Why Companies, Global Mobility Specialists Roll Out Tailored Benefits to GenXers 

Are Gen Xers the forgotten middle child based on how American media coverage tends to swing from highlighting the youngest generation to the oldest (Gen Zs or Millennials against Baby Boomers), both ends of the age spectrum? Born between 1965 and 1980, Gen Xers are preternaturally caught in the middle as a generational sandwich, having inhabited both analog and digital worlds. But there’s more to this generation than meets the eye.

These mid-life workers bear a great deal of responsibility. They’re multitasking — caring for aging parents and providing for school-aged children, all while navigating their own lives, health and careers. Somehow they’re involved in 3 generations — and many of them are in or are ready for senior leadership positions.

Companies and global mobility specialists are recognizing these developments — and looking  into them with more flexibility and understanding. This generation is seasoned to thrive and lead companies even in their later years, all while multitasking. 

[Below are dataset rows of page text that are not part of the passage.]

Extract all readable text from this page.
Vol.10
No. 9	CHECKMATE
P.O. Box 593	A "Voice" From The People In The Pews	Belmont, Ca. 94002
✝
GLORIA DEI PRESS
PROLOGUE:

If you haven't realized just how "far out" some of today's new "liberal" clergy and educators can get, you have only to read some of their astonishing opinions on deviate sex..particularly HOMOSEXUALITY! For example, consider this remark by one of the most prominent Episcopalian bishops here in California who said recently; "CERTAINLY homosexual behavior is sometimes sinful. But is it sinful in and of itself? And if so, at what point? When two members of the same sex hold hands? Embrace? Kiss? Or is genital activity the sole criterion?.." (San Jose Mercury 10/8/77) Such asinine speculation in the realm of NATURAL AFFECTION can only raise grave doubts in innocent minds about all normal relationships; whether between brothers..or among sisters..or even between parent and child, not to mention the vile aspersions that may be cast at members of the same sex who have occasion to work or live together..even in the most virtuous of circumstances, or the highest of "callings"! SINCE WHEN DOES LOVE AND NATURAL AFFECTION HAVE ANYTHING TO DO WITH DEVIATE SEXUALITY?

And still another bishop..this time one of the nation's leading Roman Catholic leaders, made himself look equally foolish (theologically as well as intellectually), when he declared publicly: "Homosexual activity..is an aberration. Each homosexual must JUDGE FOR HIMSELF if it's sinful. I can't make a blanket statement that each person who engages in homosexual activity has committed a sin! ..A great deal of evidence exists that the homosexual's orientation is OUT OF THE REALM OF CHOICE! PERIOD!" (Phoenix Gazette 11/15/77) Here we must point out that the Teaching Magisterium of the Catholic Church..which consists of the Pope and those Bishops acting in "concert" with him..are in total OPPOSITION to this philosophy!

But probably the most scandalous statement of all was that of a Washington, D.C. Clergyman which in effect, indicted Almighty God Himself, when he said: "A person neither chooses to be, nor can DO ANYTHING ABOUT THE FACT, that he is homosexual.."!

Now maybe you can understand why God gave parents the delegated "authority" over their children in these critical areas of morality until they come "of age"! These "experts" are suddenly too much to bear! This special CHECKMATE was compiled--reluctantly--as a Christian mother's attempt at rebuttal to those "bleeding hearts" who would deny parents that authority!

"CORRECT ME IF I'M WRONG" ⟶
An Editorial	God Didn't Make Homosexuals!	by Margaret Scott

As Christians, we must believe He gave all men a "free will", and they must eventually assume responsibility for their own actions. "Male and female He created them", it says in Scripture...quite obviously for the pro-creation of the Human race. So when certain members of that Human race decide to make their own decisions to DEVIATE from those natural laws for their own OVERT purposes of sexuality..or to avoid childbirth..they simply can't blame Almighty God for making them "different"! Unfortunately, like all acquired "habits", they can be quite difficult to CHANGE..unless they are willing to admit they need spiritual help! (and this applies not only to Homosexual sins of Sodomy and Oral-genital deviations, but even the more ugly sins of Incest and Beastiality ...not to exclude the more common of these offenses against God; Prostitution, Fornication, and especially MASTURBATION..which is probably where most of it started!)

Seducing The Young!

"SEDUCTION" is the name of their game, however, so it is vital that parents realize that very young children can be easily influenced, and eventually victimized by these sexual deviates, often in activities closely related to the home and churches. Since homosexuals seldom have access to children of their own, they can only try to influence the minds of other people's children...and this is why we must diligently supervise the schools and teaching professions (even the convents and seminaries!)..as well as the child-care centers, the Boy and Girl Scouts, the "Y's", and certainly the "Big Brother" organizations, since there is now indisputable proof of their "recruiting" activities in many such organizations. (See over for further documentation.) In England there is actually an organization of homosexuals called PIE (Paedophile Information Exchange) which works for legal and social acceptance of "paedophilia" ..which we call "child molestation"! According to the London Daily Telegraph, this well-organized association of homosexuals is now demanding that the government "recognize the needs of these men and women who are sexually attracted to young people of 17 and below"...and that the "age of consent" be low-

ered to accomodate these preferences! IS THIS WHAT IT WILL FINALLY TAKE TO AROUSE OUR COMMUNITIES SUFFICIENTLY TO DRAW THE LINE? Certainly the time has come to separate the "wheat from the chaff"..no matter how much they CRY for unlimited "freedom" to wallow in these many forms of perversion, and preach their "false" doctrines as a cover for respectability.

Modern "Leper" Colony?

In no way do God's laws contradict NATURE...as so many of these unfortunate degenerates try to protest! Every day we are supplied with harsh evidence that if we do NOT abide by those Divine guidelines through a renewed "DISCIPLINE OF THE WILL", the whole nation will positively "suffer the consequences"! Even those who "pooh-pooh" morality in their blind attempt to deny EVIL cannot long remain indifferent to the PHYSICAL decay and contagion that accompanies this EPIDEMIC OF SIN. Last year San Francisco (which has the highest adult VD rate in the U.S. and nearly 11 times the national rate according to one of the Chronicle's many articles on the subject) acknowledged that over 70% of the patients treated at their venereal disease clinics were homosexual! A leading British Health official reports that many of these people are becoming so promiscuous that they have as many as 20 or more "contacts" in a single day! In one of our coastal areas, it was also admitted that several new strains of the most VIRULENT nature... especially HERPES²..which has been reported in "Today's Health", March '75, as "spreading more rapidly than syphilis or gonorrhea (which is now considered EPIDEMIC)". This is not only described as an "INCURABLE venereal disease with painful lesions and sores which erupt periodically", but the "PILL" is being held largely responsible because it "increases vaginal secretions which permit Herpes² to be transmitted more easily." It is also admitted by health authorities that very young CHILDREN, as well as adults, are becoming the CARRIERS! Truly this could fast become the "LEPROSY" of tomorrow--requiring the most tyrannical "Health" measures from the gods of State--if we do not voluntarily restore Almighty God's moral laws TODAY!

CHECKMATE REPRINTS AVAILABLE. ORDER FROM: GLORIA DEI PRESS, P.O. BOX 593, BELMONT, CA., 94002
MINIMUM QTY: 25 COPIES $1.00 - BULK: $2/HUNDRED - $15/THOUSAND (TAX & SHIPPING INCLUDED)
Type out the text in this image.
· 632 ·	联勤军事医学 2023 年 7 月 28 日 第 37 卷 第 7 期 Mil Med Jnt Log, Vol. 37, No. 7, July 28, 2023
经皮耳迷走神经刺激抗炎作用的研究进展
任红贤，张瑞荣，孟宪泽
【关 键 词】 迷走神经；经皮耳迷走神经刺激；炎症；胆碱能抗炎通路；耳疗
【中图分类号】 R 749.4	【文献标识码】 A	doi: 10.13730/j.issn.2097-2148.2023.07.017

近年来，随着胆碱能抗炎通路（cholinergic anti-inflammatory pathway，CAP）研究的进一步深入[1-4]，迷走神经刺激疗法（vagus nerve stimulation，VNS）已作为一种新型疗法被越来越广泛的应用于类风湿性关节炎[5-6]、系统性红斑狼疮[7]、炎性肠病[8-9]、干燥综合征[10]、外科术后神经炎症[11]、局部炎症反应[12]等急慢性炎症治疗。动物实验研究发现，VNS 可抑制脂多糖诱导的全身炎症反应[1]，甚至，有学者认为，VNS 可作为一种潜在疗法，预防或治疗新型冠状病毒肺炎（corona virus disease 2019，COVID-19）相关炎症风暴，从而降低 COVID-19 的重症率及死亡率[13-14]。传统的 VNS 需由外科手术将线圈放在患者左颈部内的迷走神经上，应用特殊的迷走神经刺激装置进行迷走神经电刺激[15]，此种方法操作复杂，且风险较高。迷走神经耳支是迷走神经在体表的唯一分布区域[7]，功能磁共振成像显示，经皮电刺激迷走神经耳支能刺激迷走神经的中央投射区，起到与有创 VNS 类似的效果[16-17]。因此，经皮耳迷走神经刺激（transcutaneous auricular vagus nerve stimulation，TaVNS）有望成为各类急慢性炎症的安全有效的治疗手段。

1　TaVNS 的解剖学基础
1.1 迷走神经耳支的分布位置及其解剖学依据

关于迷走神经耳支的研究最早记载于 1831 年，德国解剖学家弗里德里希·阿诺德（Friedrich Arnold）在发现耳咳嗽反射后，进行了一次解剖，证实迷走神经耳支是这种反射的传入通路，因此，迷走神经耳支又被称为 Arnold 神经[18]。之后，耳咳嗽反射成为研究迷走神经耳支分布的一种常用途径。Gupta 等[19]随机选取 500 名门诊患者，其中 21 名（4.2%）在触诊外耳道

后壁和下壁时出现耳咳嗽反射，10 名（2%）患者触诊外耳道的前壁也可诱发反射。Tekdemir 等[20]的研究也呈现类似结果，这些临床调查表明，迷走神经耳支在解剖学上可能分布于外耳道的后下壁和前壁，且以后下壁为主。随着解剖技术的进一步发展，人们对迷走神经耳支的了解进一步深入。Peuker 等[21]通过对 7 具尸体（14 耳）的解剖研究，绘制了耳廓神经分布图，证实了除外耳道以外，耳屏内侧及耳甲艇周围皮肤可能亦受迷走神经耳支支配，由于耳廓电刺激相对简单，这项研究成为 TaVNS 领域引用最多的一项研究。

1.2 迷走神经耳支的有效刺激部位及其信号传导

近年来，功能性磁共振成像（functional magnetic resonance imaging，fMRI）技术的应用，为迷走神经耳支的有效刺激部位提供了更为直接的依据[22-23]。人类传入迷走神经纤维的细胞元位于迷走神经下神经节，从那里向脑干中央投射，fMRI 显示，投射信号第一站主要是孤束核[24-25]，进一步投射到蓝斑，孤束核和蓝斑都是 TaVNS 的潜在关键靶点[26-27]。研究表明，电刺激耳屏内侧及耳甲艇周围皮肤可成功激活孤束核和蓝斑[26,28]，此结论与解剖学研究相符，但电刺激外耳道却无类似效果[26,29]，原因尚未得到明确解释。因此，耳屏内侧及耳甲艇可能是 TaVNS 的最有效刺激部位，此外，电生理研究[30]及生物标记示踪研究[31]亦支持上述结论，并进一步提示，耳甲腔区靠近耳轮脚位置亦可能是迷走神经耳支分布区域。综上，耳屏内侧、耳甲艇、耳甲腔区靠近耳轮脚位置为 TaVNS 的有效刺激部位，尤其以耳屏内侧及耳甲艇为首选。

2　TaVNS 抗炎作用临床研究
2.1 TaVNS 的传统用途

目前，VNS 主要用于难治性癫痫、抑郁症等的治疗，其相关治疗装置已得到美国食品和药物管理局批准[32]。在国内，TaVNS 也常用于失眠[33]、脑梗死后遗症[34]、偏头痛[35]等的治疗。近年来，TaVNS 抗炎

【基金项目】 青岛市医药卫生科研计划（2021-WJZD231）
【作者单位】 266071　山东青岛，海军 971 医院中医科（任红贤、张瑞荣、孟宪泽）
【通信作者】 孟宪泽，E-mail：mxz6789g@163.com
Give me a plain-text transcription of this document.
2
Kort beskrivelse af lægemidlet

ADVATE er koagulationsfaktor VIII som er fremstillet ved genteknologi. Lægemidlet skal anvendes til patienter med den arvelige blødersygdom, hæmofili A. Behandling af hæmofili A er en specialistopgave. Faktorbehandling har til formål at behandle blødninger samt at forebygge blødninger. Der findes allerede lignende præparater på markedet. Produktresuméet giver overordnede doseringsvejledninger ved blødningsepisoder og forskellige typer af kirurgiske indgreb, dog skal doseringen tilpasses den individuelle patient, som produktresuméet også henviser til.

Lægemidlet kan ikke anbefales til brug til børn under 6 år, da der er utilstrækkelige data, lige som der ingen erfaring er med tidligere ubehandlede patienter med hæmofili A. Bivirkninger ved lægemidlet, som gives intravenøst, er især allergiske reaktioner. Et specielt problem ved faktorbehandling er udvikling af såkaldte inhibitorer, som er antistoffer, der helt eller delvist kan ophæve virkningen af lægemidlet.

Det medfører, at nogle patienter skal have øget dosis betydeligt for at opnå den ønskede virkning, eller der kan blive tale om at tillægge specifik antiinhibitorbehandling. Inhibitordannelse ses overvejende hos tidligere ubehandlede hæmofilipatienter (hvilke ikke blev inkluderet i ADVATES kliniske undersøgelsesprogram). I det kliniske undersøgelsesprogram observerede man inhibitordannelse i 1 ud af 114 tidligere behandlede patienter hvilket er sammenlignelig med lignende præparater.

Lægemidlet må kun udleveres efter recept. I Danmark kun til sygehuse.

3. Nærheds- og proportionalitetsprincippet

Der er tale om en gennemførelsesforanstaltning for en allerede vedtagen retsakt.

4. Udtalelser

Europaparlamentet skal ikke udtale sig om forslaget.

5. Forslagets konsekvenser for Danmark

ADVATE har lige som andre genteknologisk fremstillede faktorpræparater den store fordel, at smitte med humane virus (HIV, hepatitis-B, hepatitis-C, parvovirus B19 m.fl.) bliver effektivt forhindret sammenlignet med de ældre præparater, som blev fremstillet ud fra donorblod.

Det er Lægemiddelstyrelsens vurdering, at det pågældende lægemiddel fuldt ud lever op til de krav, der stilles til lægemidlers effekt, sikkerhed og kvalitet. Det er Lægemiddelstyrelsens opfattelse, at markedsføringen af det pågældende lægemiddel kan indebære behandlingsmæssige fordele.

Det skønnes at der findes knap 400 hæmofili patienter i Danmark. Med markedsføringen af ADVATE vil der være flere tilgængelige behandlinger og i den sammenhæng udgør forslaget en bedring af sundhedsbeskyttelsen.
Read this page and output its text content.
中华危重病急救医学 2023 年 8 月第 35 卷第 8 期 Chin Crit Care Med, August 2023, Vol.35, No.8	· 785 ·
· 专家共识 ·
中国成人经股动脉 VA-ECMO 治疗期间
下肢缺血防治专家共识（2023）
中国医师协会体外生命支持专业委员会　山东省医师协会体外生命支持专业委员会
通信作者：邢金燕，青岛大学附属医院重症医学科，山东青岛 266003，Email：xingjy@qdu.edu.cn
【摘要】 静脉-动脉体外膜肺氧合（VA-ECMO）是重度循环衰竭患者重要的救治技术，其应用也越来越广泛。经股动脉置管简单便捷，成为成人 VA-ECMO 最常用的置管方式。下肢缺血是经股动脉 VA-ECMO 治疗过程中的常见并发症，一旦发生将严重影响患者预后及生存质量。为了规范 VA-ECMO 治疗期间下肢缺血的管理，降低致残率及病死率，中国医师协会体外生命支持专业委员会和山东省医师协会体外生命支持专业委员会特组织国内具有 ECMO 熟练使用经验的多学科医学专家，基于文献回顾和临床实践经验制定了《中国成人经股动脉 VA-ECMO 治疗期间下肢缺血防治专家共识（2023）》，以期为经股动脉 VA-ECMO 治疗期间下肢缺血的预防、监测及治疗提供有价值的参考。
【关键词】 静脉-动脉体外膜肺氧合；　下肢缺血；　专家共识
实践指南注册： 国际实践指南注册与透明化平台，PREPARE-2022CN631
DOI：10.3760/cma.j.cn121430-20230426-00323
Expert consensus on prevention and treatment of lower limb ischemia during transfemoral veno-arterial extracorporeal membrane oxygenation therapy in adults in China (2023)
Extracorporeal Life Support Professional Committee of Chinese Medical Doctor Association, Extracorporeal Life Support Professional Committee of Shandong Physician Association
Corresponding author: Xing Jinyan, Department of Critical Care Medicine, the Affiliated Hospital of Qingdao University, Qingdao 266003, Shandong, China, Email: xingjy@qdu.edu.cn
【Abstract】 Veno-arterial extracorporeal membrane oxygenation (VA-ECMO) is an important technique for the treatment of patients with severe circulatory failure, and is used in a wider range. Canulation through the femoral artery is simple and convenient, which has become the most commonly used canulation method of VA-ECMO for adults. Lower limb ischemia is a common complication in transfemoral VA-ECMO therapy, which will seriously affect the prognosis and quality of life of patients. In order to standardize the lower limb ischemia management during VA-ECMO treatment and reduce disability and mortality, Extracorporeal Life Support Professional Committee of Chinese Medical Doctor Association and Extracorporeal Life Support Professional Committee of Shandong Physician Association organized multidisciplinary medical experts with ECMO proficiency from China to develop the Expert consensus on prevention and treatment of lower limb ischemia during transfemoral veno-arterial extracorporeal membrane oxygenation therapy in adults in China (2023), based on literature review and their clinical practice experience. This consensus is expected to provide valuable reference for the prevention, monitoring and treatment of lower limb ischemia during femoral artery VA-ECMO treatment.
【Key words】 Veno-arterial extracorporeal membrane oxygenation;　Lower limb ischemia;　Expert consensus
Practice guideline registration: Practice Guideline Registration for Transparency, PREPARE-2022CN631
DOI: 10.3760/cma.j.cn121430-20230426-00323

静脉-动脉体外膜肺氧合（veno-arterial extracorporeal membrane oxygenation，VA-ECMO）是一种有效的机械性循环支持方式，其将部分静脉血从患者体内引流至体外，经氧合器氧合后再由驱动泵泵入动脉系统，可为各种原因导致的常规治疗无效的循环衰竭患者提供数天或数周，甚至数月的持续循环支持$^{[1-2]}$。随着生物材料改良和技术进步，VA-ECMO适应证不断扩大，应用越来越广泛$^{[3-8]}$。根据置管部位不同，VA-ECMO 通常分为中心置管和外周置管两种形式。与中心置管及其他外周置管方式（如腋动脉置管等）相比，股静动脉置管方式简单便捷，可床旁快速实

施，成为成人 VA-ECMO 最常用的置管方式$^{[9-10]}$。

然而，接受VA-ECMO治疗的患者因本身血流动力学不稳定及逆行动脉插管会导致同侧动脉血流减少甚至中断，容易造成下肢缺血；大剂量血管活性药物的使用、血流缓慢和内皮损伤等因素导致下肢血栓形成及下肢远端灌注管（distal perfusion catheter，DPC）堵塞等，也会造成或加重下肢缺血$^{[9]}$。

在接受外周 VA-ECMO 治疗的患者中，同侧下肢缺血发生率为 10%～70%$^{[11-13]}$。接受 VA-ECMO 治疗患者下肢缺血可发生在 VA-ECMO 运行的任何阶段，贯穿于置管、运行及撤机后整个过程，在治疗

How Gen Xers differ from other generations

Generation X differs from other generations in key ways:

  • Compared to Baby Boomers, Gen X is less focused on traditional hierarchies and status symbols. They embrace change and ambiguity more readily than Boomers.
  • Unlike Millennials, Gen X values quality time and efficiency at work over logging long hours. They are more independent and self-reliant, preferring self-direction over constant collaboration.
  • While Boomers gravitate toward established systems, Gen X is comfortable charting new territory and processes.
  • Millennials thrive on collaboration, whereas Gen X takes a more insular approach to problem-solving and productivity.

Beyond the comparisons

Beyond the comparisons, it is important to foster open communication across generations and also build an inclusive workplace. Companies need to offer diverse mediums for connecting and encouraging intergenerational collaboration. Partnering younger and older employees on projects facilitates mutual learning. Recognizing the unique value of each generation is also key. 

Implementing rewards and recognition programs that provide meaningful benefits for impactful work, regardless of age, further reinforces contributions. Encouraging cross-generational bonding, communicating across mediums, collaborating on teams, and rewarding based on merit rather than tenure or age all enable companies to optimize a multigenerational workforce. With the right culture, employers can tap into the best each generation offers.

It just so happens that Gen X displays hallmarks of both older Boomers and younger Millennials, yet retains a distinct perspective shaped by their unique historical context and lifetime experiences. 

Understanding these generational differences allows employers to optimize value from a multigenerational workforce. Based on a report by the BBC, companies are addressing the specific health and lifestyle concerns of the new midlife workers.

Companies with Gen X benefits

For instance, sales software company Salesforce recently launched an eldercare benefit for employees caring for older family members, as well as cancer-related programming for early detection targeted at the 50-plus demographic. 

Adobe, for its part, provides services to assist employees in managing the university admissions process for their children, along with access to backup eldercare and in-home care consultations. Support for menopause is also emerging at many global companies, both large and small.

By acknowledging the unique pressures and transitions Gen X employees face at mid-life, innovative companies can attract and retain this experienced cohort while enabling them to thrive both at work and home.

Strong emotional connection

The tremendous benefit: Organizations are not only providing financial assistance, they’re building a strong emotional connection ­– they’re showing that they care. 

Why do companies do it? Research shows custom benefits can increase retention 11% and productivity 12%. This is critical for retaining senior Gen X leaders. 

By moving beyond one-size-fits-all benefits to target offerings to life stages, companies realize that tailored benefits boost retention and performance. They know supporting employees through life stages can increase their focus and productivity at work. This includes assistance with caregiving, menopause, and career transitions. 

Innovative mid-life benefits boost Gen X loyalty and output when flexibility and support are most needed. Strategic benefits aid with finite life reflection and celebrating older workers.

Even if Gen X employees don’t use their benefits, it signals that employers value and care about aging employees.

Top priorities of Gen Xers

From the perspective of this generation, healthcare and retirement benefits are top priorities. They want to protect savings and prepare for the future. Offering traditional medical, dental, vision and 401K plans with multiple choices provides security.

Gen Xers need ways to shield retirement funds from healthcare costs. Tax-advantaged accounts like Health Savings Accounts, Flexible Spending Accounts, Health Reimbursement Arrangement and a High Deductible Health Plan are appealing options.

With competing family demands, flexibility is valued. Remote work, flexible schedules and childcare support enable Gen Xers to balance work and life.

Gen X values core health and financial benefits plus flexibility. Global mobility professionals should be able to inform companies that this is the way to boost loyalty and performance.